Still Life with Vase, Blossoming Branch, and Beets
花瓶と蕪図
by Taki Katei
- Date:
- ca. 1880-1890
- Medium:
- Color woodblock print
Description
Still Life with Vase, Blossoming Branch, and Beets is a color woodblock print by Taki Katei, dated about 1880-1890, held by the Rijksmuseum in Amsterdam (accession RP-P-1961-125) as part of the thirty-nine-print octagonal album donated in 1961. The print measures 22.3 by 28.7 cm and represents a less-common subject within Katei's repertoire: the Chinese-style scholar's still life (qinggong, "pure offering"), in which a porcelain or bronze vase holding a flowering branch is paired with vegetables, fruit, or other domestic objects to create a composition charged with literati restraint and quiet seasonal elegance.
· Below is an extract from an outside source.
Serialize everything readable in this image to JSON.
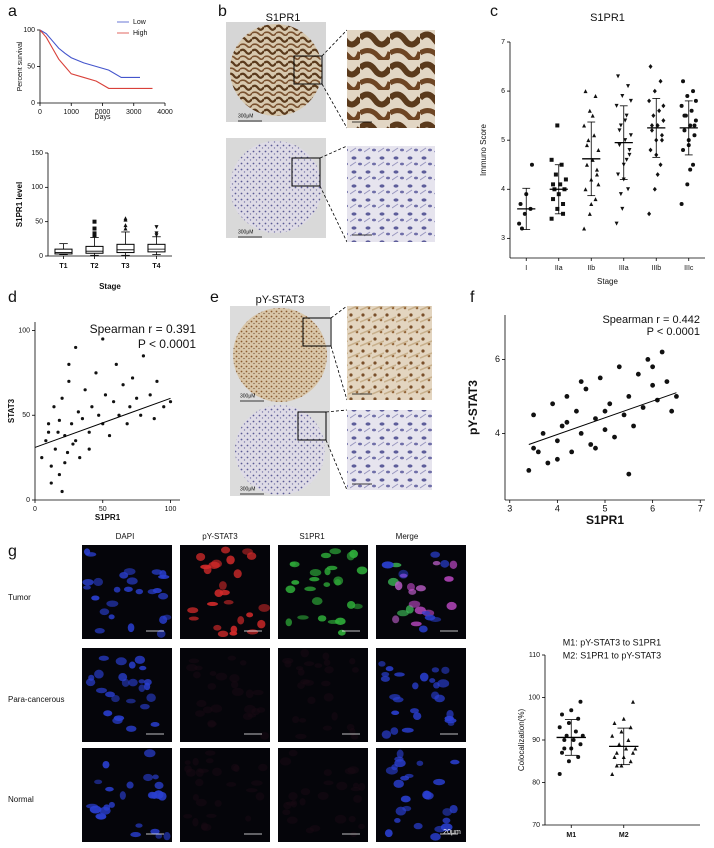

The pairing of blossoming branch (likely plum, the harbinger of early spring) with beets — a modest root vegetable used in everyday Japanese cooking — gives the composition a deliberate plain-living quality that echoes the Chinese qinggong tradition of celebrating the unadorned domestic object. Katei's careful drawing of the vase's profile, the branch's blossoms, and the beets' leaves and roots within the small octagonal print format demonstrates the breadth of his subject matter and his command of the literati still-life vocabulary inherited from Ming and Qing painting.